Centrafrique : d’étranges bruits de bottes dans les zones forestières du Sud-ouest ?

Kangbi-ndara.com / Des hommes armés supposés être des hommes de l’ancien Président François Bozizé ou de l’agroindustriel centrafricain Pascal Bida Koyagbélé sillonneraient furtivement les forêts de la Mambéré Kadéï et de la Lobaye (Sud-Ouest). De sources « off », le Quai d’Orsay aurait consigné des frappes sévères pour parer toutes éventualités.

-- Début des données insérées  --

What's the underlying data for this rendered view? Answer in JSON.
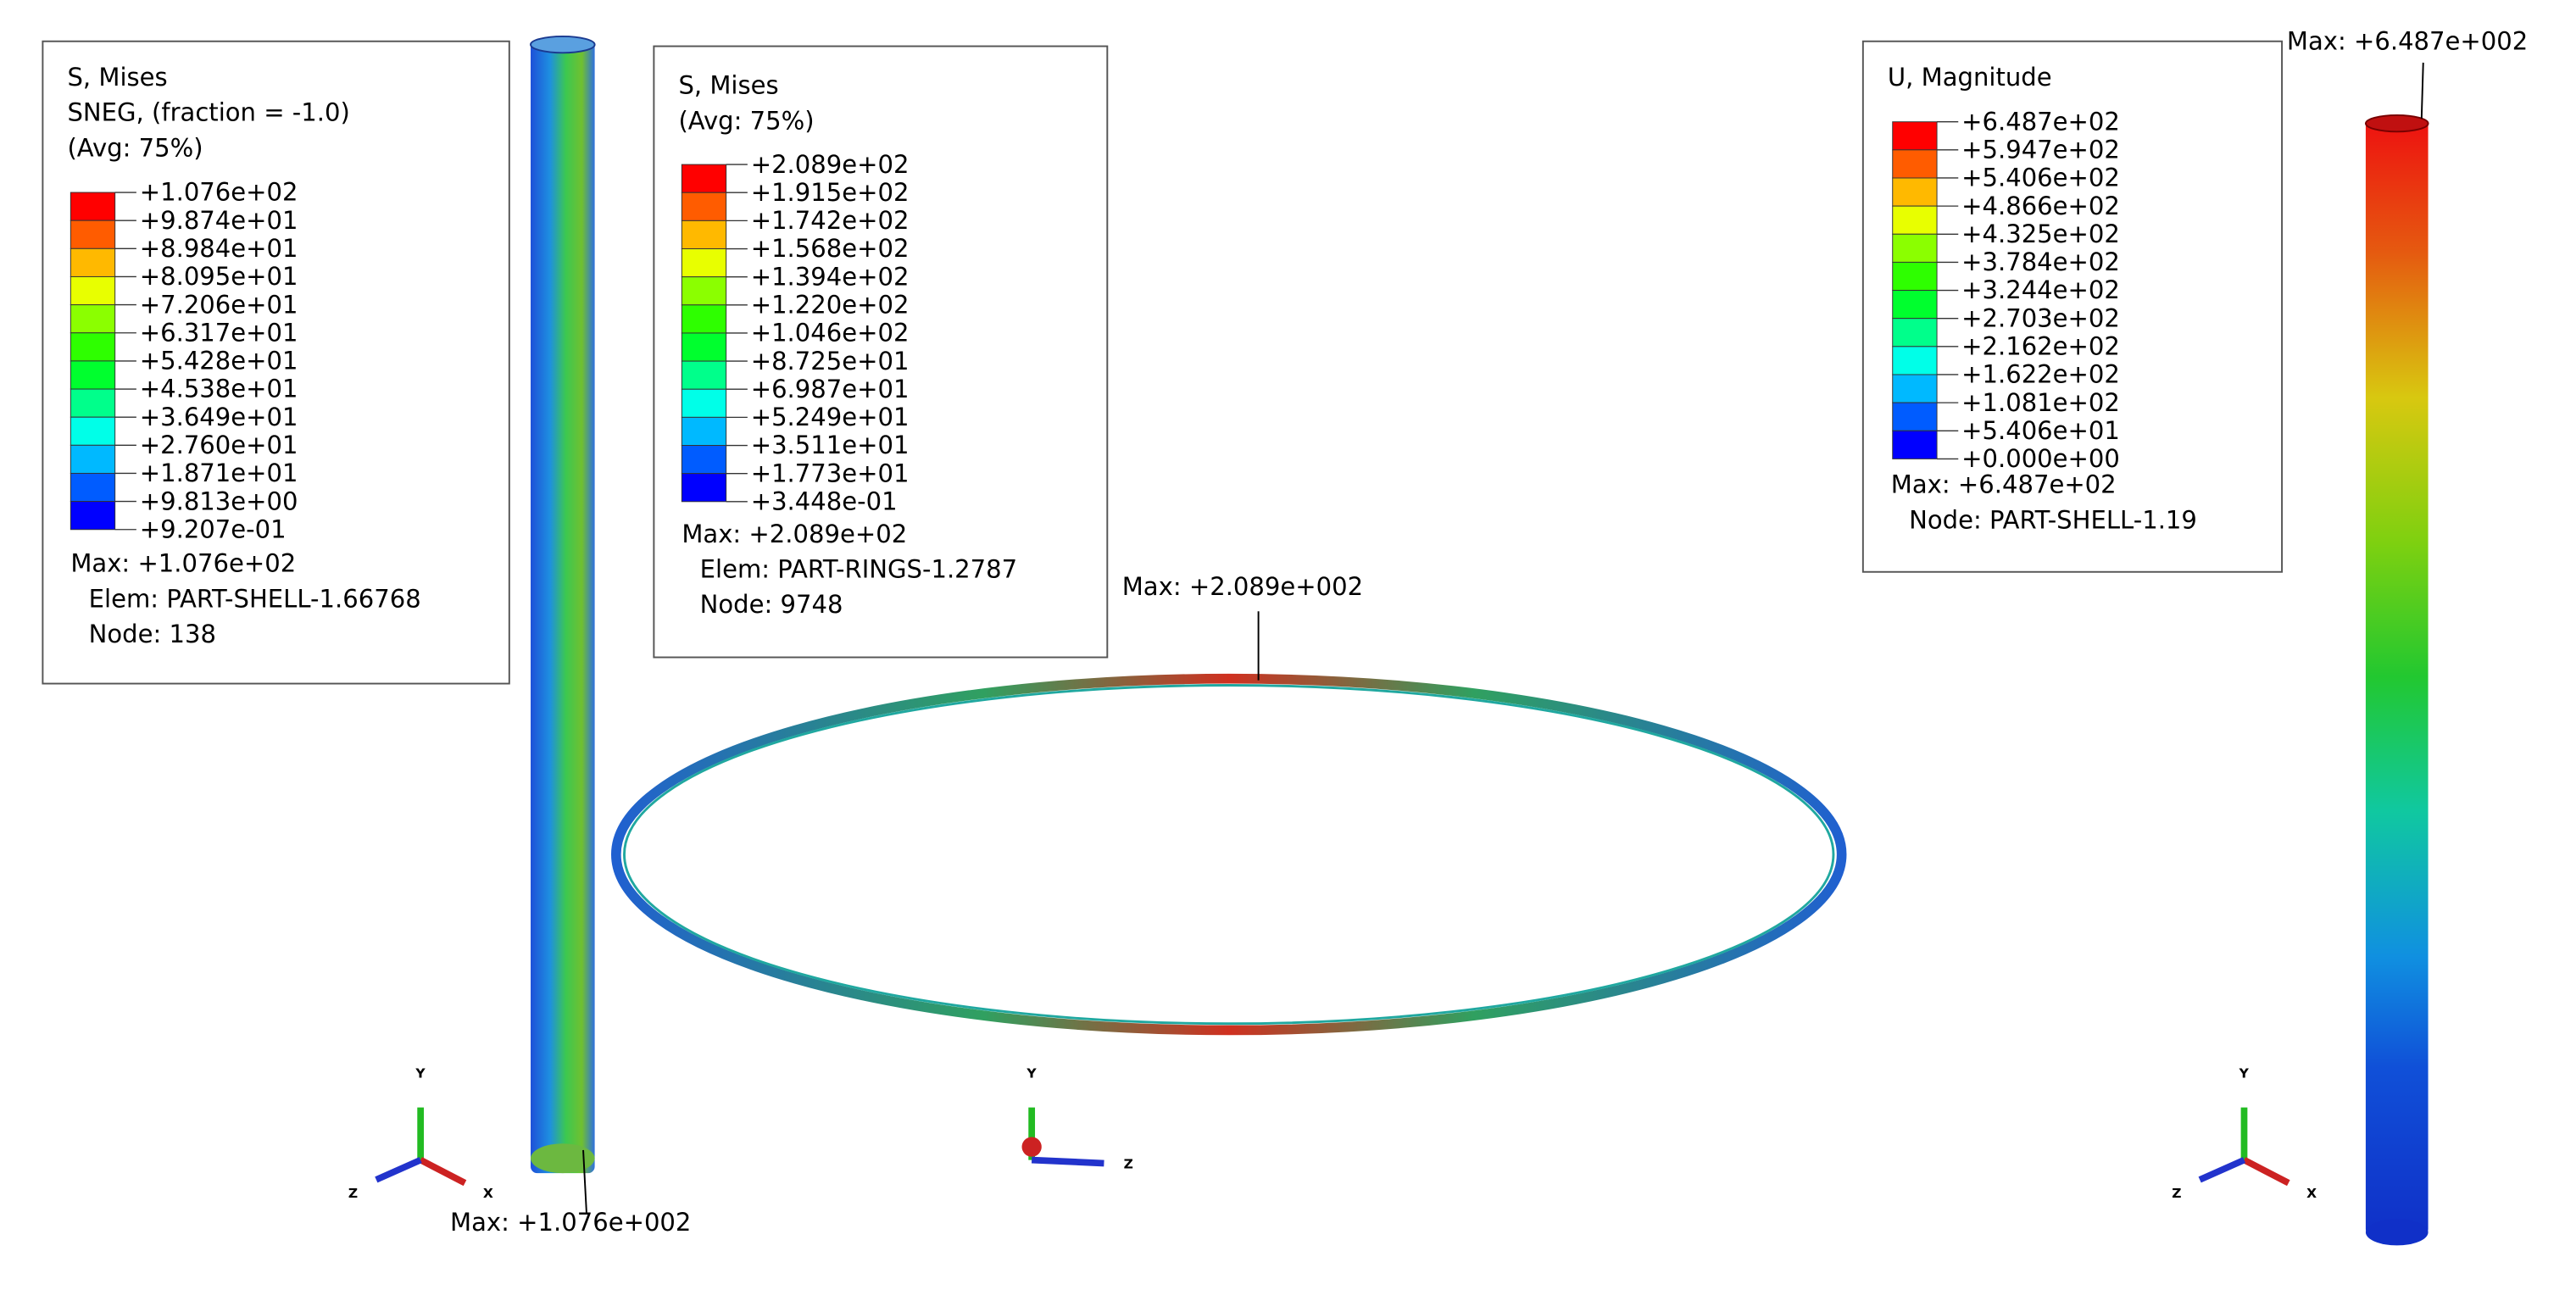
{
  "band_colors": [
    "#ff0000",
    "#ff5c00",
    "#ffb900",
    "#e8ff00",
    "#8bff00",
    "#2eff00",
    "#00ff2e",
    "#00ff8b",
    "#00ffe8",
    "#00b9ff",
    "#005cff",
    "#0000ff"
  ],
  "panels": [
    {
      "title_lines": [
        "S, Mises",
        "SNEG, (fraction = -1.0)",
        "(Avg: 75%)"
      ],
      "levels": [
        "+1.076e+02",
        "+9.874e+01",
        "+8.984e+01",
        "+8.095e+01",
        "+7.206e+01",
        "+6.317e+01",
        "+5.428e+01",
        "+4.538e+01",
        "+3.649e+01",
        "+2.760e+01",
        "+1.871e+01",
        "+9.813e+00",
        "+9.207e-01"
      ],
      "max_lines": [
        "Max: +1.076e+02",
        "Elem: PART-SHELL-1.66768",
        "Node: 138"
      ],
      "annotation": "Max: +1.076e+002"
    },
    {
      "title_lines": [
        "S, Mises",
        "(Avg: 75%)"
      ],
      "levels": [
        "+2.089e+02",
        "+1.915e+02",
        "+1.742e+02",
        "+1.568e+02",
        "+1.394e+02",
        "+1.220e+02",
        "+1.046e+02",
        "+8.725e+01",
        "+6.987e+01",
        "+5.249e+01",
        "+3.511e+01",
        "+1.773e+01",
        "+3.448e-01"
      ],
      "max_lines": [
        "Max: +2.089e+02",
        "Elem: PART-RINGS-1.2787",
        "Node: 9748"
      ],
      "annotation": "Max: +2.089e+002"
    },
    {
      "title_lines": [
        "U, Magnitude"
      ],
      "levels": [
        "+6.487e+02",
        "+5.947e+02",
        "+5.406e+02",
        "+4.866e+02",
        "+4.325e+02",
        "+3.784e+02",
        "+3.244e+02",
        "+2.703e+02",
        "+2.162e+02",
        "+1.622e+02",
        "+1.081e+02",
        "+5.406e+01",
        "+0.000e+00"
      ],
      "max_lines": [
        "Max: +6.487e+02",
        "Node: PART-SHELL-1.19"
      ],
      "annotation": "Max: +6.487e+002"
    }
  ],
  "triads": [
    {
      "y": "Y",
      "x": "X",
      "z": "Z"
    },
    {
      "y": "Y",
      "z": "Z"
    },
    {
      "y": "Y",
      "x": "X",
      "z": "Z"
    }
  ]
}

armeeeeD’après les informations de Kangbi-ndara, recueillies auprès de diverses sources anonymes, les soldats français mandatés pour pacifier la République centrafricaine, sous la bannière de l’Opération Sangaris, traceraient depuis quelques semaines un effectif de 1500 hommes armés introduits par petits groupes en territoire centrafricain. Ils auraient transité par l’Ile de Libènguè, (Sud-est de la Centrafrique) où ils auraient abandonné quelques vides caisses de minutions et du matériel militaire de fabrication américaine. Ils se dirigeraient vers les zones forestières du Sud-Ouest notamment la Lobaye et la Mambéré Kadéï. Aucun habitant desdites zones contacté par Kangbi-ndara ne confirme encore cette présence.

Toutefois, à en croire les sources sus mentionnées, ces hommes appartiendraient à François Bozizé ou à Bida Koyagbélé car, parmi eux, les services de renseignement de la Sangaris auraient identifié d’anciens éléments de la garde rapprochée de Bozizé. D’autres canaux d’informations estiment qu’une partie serait des hommes apprêtés depuis janvier 2014 par Bida Koyagbélé, dans une éventuelle plantation à Karawa, Province de l’Equateur en RDC pour mener une révolution en République Centrafricaine. Canular ou menace réelle ? Or, du milieu politique centrafricain, cette information n’est pas une banale rumeur en raison des agitations continues de Bida Koyagbélé depuis son lieu d’exile en Afrique du Sud.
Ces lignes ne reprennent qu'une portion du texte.